Even the benefits of the macroeconomic discipline of interest rate and exchange rate policy on their own have not been easily realised (this being because the inflationary effect of increased import prices from the tendency towards low exchange rates means that the extent of fiscal rigidity to keep down inflation is higher than it should have to be, all stemming from the misplaced blind faith in comparative advantage when the holding down of exchange rates to maximise export revenues occurs within a world marketplace already awash with cheap commodity prices - dictated by multinational encroachment and the plethora of countries trading the same narrow range of commodities).

Infact, it is the intricate combination of indebtedness, imperialist Structural Adjustment conditionality and privatisation, and unfavourable terms of trade between economies in the North and countries of the South which is structured in such a way that perpetuates the neocolonial subjugation of the majority of the world's population, just as was the case in colonial times. Since th e 1970's, the 'Third World' debt crisis meant that in country after country across the developing world, the overbearing, unrelenting pressure to repay (since the level of spiralling debt in relation to national wealth was usually very high due to compound interest), became the driving force that forced these primary-good commodity suppliers to compete with one another, driving down the price of their goods.

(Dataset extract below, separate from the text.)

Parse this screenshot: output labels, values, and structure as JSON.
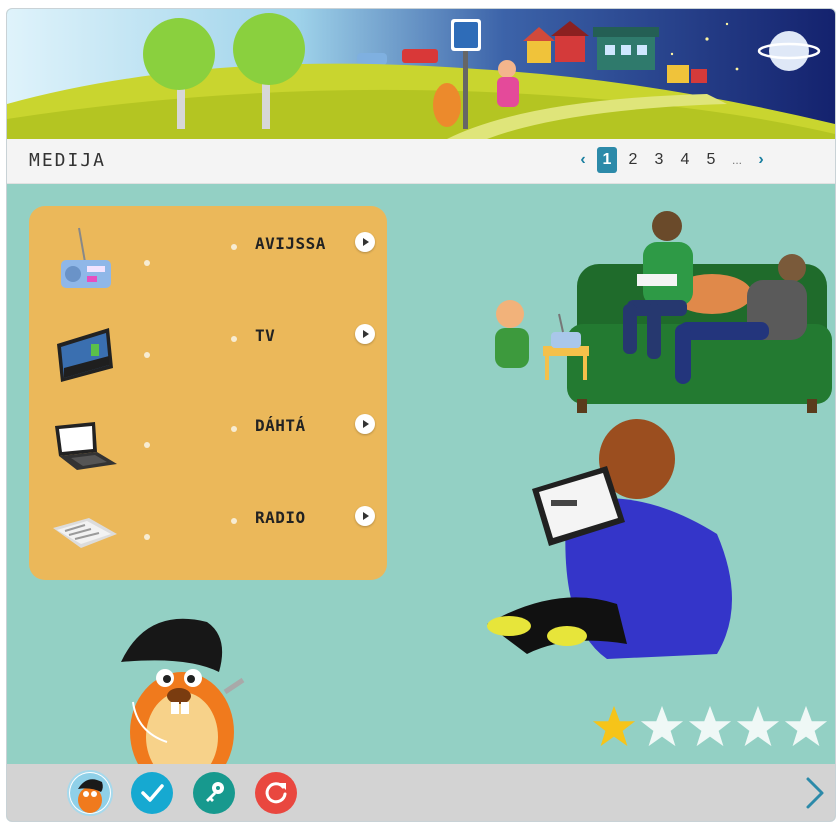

Naiwu Osahon of the World Pan-African Movement:
"We were told too by the SAP (Structural Adjustment Policy) protagonists that we needed to increase our foreign currency earnings to be able to pay our strangulating foreign debts; import more goods and, of course, technology that uses foreign raw materials and spare parts to stay in operation. SAPs, we were told, ensure increased foreign exchange earnings by liberalising trade and scandalously marginalising the naira to enhance our export capabilities. Share jargon because, the liberalising business turned out to be a one way trap. A vicious circle in effect, encouraging us to export more at low prices to import more at high prices because they dictate the prices and no matter what we do, we always en d up the debtors".

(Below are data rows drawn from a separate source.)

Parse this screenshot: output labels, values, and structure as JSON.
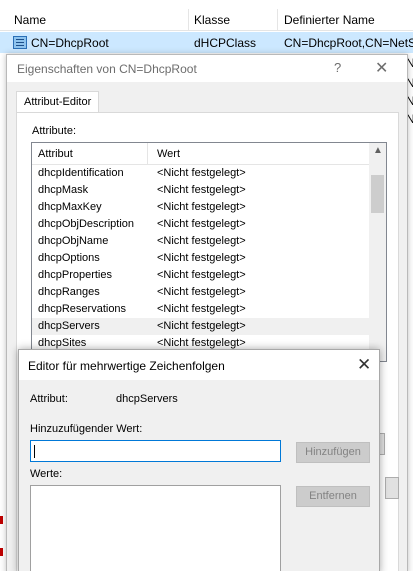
{
  "background_list": {
    "columns": [
      "Name",
      "Klasse",
      "Definierter Name"
    ],
    "row": {
      "name": "CN=DhcpRoot",
      "klasse": "dHCPClass",
      "definierter_name": "CN=DhcpRoot,CN=NetS"
    },
    "side_letters": [
      "N",
      "N",
      "N",
      "N"
    ]
  },
  "properties_dialog": {
    "title": "Eigenschaften von CN=DhcpRoot",
    "help_glyph": "?",
    "close_glyph": "✕",
    "tab_label": "Attribut-Editor",
    "attributes_label": "Attribute:",
    "list_header": {
      "attribute": "Attribut",
      "value": "Wert"
    },
    "rows": [
      {
        "name": "dhcpIdentification",
        "value": "<Nicht festgelegt>"
      },
      {
        "name": "dhcpMask",
        "value": "<Nicht festgelegt>"
      },
      {
        "name": "dhcpMaxKey",
        "value": "<Nicht festgelegt>"
      },
      {
        "name": "dhcpObjDescription",
        "value": "<Nicht festgelegt>"
      },
      {
        "name": "dhcpObjName",
        "value": "<Nicht festgelegt>"
      },
      {
        "name": "dhcpOptions",
        "value": "<Nicht festgelegt>"
      },
      {
        "name": "dhcpProperties",
        "value": "<Nicht festgelegt>"
      },
      {
        "name": "dhcpRanges",
        "value": "<Nicht festgelegt>"
      },
      {
        "name": "dhcpReservations",
        "value": "<Nicht festgelegt>"
      },
      {
        "name": "dhcpServers",
        "value": "<Nicht festgelegt>"
      },
      {
        "name": "dhcpSites",
        "value": "<Nicht festgelegt>"
      }
    ],
    "selected_row": "dhcpServers",
    "scroll_up_glyph": "▲"
  },
  "editor_dialog": {
    "title": "Editor für mehrwertige Zeichenfolgen",
    "close_glyph": "✕",
    "attribute_label": "Attribut:",
    "attribute_value": "dhcpServers",
    "add_value_label": "Hinzuzufügender Wert:",
    "add_value_input": "",
    "add_button": "Hinzufügen",
    "values_label": "Werte:",
    "remove_button": "Entfernen"
  }
}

"Our IMF African gurus argued that afterall, the Japanese yen was 120 or so to the dollar. What they concealed from us was that the yen was fixed deliberately that way from inception, with local values set in much the same way as a hundred British shillings was fixed to produce one pound. In other words, the yen was worth a shilling relatively, from the start. The yen didn't just jump overnight from 1 - 120 to the dollar as African currencies were forced to do by the IMF"(Ref: "Just Before We All Die", by Naiwu Osahon - World Pan-African Movement, June 2001.)